Ms. Lacey: a Photoshop Phenomenon

Queenie Yeung, Journalism Student

Across the decrepit wooden tables splotched with various colors of acrylic paints and leftover stains of Sharpie markers, she awaits the silence that commences after the blare of the second school bell.

She declares out loud to her class, “Get working on your pictures. I want to see you clear your screens of irrelevant sites.” The teacher walks by a student whose screen shown the obvious layout of Power School. Noticing this, she humorously adds, “With the exception of viewing your grades.”

Ms. Rebecca Lacey works with her period 8 Digital Photography class. Digital Photography embodies the elements of art and technology to create perspective, eye-catching photographical pictures for viewers to take time and observe the puzzling, magnified beauty of assorted objects.

However, Ms. Lacey is not only committed to her Digital Photography class. She balances her duties as a multiple arts teacher and adviser of the school’s yearbook. Nonetheless, she has the patience to help students from other classes and even have friendly conversations with them.

“Be sure to save some of those flowers over there,” Ms. Lacey tells a student and gestures to a vase of artificial flora. “Some of those are going to be part of my twins’ fairy costumes.”

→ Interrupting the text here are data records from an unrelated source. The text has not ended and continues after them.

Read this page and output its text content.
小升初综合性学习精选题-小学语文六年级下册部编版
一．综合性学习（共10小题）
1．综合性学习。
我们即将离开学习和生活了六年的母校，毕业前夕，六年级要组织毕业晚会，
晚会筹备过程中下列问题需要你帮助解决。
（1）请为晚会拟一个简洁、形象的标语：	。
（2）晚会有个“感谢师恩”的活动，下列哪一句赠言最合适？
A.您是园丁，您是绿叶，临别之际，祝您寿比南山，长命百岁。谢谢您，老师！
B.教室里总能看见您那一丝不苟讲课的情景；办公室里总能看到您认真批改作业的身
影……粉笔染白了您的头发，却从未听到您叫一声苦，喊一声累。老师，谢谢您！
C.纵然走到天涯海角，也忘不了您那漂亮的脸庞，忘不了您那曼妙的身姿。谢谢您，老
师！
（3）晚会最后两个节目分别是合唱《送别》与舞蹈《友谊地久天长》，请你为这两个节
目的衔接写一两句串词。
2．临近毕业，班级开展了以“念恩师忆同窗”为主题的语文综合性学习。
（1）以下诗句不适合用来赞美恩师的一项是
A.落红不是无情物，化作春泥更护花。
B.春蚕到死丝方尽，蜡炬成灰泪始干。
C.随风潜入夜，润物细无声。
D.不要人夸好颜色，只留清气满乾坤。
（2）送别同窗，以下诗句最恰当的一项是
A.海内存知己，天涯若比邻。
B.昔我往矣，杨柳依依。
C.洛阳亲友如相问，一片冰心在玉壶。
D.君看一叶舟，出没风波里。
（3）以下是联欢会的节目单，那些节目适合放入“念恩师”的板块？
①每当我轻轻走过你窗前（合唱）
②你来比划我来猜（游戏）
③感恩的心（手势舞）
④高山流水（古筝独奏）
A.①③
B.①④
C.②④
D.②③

From the empty halls of the third floor of BHS, any passing person can hear Lacey commenting the work of her class. Lacey inquires a student’s photo that concentrates fissured flaws of a road. “Is that a crack, because I think it looks like a crack?” A student innocently asks, ”Like a butt crack?” A hearty bellowing laughter of Rebecca Lacey and her students resonates in the halls, which draws the attention of passing people, wondering what could be possibly ludicrous in Digital Photography.